Programme de travail annuel 2022 de l’ANPE : Un bilan satisfaisant, malgré les difficultés

Dans le cadre de sa mission d’élaboration, de mise en œuvre et de suivi de ses programmes de communication et d’information, l’Agence nationale pour l’emploi (ANPE), était face à la presse, le 23 novembre 2022, dans la salle de conférence de ladite structure. Objectif : faire le point de l’état d’exécution de son Programme de travail annuel (PTA) 2022 pour le premier semestre 2022 ainsi que des différentes réalisations en termes de création et de promotion d’emploi. Sous le regard vigilant du président du Conseil d’administration, Issa Bengaly, ledit point presse était animé par le Directeur général de l’Agence, Ibrahim Ag Nock.

Parlant de l’état d’exécution du Programme de travail annuel (PTA) 2022, le Directeur général de l’ANPE a mis l’accent sur les 102 activités réparties entre les cinq (5) objectifs stratégiques immédiats de son Plan stratégique de développement (PSD-2020-2025. “De janvier à septembre 2022, l’Agence a travaillé sur plusieurs programmes. Si nous prenons l’intermédiation, sur les 14 activités prévues, 10 sont exécutées ou en cours d’exécution, soit un taux global d’exécution au 30 septembre 2022 de 71,4 %. Les résultats sont, entre autres, 3489 demandes d’emploi et 1123 offres d’emplois ont été enregistrées et 1564 placements effectués. 1425 attestations d’ouvertures d’établissements délivrées, 2356 régularisations effectuées et 801 travailleurs immatriculés”, a-t-il indiqué.

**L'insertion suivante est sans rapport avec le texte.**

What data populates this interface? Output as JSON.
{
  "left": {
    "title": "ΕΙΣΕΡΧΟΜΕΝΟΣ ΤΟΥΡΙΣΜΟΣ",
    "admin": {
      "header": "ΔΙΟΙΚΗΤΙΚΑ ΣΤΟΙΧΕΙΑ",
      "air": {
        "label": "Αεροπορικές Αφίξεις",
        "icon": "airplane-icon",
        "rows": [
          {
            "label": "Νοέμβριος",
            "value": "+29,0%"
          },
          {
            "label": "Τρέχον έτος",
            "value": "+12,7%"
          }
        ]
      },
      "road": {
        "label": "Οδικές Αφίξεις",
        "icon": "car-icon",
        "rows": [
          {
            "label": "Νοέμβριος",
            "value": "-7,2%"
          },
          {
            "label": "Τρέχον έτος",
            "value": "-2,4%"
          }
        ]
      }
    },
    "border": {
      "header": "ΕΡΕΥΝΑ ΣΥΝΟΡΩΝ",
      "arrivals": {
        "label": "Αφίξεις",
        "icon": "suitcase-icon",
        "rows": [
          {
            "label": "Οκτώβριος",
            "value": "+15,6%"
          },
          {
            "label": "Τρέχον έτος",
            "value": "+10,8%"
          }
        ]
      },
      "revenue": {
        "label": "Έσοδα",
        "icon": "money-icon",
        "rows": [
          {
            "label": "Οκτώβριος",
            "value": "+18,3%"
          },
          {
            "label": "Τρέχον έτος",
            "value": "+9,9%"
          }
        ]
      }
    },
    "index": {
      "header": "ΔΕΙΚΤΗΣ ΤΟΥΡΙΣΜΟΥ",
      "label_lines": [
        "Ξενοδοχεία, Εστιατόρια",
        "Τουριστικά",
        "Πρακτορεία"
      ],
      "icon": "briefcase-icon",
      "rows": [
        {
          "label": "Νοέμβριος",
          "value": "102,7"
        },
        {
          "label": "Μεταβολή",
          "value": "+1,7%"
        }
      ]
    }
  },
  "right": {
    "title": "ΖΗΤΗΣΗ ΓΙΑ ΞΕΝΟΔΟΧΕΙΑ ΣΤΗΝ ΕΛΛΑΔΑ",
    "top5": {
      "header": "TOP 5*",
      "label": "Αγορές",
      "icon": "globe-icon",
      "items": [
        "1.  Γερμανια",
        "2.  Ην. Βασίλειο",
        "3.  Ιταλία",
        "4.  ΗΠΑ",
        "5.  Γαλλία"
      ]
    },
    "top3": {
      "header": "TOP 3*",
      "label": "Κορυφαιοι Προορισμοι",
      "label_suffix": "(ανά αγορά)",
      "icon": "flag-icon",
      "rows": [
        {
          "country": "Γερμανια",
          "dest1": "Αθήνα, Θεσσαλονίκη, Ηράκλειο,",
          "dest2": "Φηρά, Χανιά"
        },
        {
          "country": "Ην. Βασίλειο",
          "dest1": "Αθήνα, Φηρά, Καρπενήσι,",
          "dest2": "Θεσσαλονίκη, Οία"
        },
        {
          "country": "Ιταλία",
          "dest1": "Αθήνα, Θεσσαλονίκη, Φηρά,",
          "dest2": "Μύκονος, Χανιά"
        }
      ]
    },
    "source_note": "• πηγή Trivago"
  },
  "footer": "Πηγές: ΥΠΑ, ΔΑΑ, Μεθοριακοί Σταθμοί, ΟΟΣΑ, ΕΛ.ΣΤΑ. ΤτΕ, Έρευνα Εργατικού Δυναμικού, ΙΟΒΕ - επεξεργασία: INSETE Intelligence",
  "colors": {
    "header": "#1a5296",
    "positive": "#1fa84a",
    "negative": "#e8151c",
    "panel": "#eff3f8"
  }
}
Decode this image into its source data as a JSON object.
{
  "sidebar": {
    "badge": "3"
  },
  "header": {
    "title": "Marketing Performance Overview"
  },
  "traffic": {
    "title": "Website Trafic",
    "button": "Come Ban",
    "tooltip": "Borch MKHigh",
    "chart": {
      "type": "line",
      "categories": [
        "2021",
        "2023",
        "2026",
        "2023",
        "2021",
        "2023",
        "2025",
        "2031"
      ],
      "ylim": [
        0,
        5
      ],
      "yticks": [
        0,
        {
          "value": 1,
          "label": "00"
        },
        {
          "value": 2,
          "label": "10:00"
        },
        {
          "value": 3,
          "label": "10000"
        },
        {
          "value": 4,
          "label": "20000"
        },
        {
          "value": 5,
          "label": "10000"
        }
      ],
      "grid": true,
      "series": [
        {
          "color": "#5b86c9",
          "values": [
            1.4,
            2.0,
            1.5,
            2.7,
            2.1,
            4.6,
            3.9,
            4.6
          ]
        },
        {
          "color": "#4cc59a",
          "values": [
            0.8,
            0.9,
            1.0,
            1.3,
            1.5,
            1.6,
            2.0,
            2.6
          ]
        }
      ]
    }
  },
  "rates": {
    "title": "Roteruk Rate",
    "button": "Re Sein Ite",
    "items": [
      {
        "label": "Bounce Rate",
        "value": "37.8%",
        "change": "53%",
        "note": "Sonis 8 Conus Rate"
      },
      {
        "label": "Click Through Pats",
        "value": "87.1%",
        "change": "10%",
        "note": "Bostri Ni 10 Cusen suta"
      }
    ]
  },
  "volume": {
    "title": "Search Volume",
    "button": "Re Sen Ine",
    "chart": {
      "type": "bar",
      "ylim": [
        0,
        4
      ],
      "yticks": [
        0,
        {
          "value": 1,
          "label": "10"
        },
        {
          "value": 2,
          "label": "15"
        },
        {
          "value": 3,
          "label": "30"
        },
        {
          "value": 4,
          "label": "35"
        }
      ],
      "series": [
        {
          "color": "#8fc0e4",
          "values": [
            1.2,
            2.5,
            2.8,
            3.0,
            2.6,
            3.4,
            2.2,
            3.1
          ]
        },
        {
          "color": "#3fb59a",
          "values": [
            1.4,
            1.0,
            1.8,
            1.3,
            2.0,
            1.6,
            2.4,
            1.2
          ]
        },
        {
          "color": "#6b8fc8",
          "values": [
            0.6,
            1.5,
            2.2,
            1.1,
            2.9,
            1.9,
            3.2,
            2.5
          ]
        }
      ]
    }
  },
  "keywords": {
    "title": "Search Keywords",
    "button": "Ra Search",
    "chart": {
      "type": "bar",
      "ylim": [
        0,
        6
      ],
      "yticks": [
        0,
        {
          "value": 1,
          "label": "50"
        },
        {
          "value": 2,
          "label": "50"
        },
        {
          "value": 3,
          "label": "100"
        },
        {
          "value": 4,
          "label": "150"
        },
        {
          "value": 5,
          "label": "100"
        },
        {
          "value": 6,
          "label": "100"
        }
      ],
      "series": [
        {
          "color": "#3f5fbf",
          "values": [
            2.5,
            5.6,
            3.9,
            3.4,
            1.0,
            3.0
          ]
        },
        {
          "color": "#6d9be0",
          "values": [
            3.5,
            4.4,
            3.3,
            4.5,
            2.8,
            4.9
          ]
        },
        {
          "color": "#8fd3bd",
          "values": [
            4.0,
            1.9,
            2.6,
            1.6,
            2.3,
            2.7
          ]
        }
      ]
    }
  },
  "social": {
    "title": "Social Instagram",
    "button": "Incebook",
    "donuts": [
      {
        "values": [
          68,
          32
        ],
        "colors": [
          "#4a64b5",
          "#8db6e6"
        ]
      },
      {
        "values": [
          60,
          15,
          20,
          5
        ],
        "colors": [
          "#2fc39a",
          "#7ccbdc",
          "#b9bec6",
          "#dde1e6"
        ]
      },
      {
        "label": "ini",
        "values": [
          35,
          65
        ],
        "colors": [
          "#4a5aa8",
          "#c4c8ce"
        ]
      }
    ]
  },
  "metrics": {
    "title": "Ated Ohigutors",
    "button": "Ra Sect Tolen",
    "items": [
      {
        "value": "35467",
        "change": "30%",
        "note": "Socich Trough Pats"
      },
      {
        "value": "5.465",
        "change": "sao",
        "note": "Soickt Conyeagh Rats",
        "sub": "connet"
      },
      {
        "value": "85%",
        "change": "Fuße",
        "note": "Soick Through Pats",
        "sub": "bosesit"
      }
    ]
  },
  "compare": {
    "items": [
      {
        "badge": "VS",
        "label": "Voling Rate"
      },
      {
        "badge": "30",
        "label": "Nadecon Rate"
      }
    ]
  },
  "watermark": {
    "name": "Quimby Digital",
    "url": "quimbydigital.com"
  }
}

Concernant la promotion de l’auto-emploi, le patron de l’ANPE précisera que 17 activités de promotion d’auto-emploi sur 22 activités programmées sont exécutées ou en cours d’exécution Asma la date du 30 septembre 2022, soit un taux global d’exécution de 77,3 %. “La promotion de l’auto-emploi s’est traduite par la réalisation des activités dont, entre autres, l’appui à l’insertion et à l’installation des femmes rurales, des filles déscolarisées, des veuves et orphelins, des personnes en situation de handicap, des personnes déplacées, des victimes de guerre, des chômeurs de longue durée et des migrants de retour. 1937 emplois générés au titre de l’auto-emploi au 30 septembre 2022 sur une prévision de 3 000 attendue en 2022”, a-t-il expliqué. Il ressort de la même démonstration l’exécution, entre janvier et septembre 2022, de 13 activités sur une vingtaine programmée au titre du perfectionnement et de la reconversion, soit un taux de réalisation de 65 %. “Les offres de formation constituent l’ensemble des prestations de services exécutées par l’ANPE à travers le Centre de perfectionnement et reconversion (CPR) et ses démembrements en région et l’atelier-école de Kayes. La situation au 30 septembre 2022 est la suivante : sur une prévision de 2300 entrées en formation en 2022 dont 400 en formation diplomate, l’ANPE a réalisé 2696 entrées en formation, soit un taux de 117,22 %. 1030 formés en informatique dont 145 travailleurs et 885 demandeurs d’emploi. 25 sessions réalisées en TRE en faveur de 695 demandeurs d’emploi et 7 sessions réalisées en méthodologie GERME pour 155 porteurs de projet”, a-t-il détaillé. Le DG a enfin relevé qu’au titre de la coopération et de la migration professionnelle, 6 activités sur 7 programmées sont réalisées ou en cours de réalisation, soit un taux de réalisation global de 85,7 %.  Il en résulte un taux d’exécution global de 58 % déclinés comme suit : 59 activités réalisées ou en cours de réalisation sur 102.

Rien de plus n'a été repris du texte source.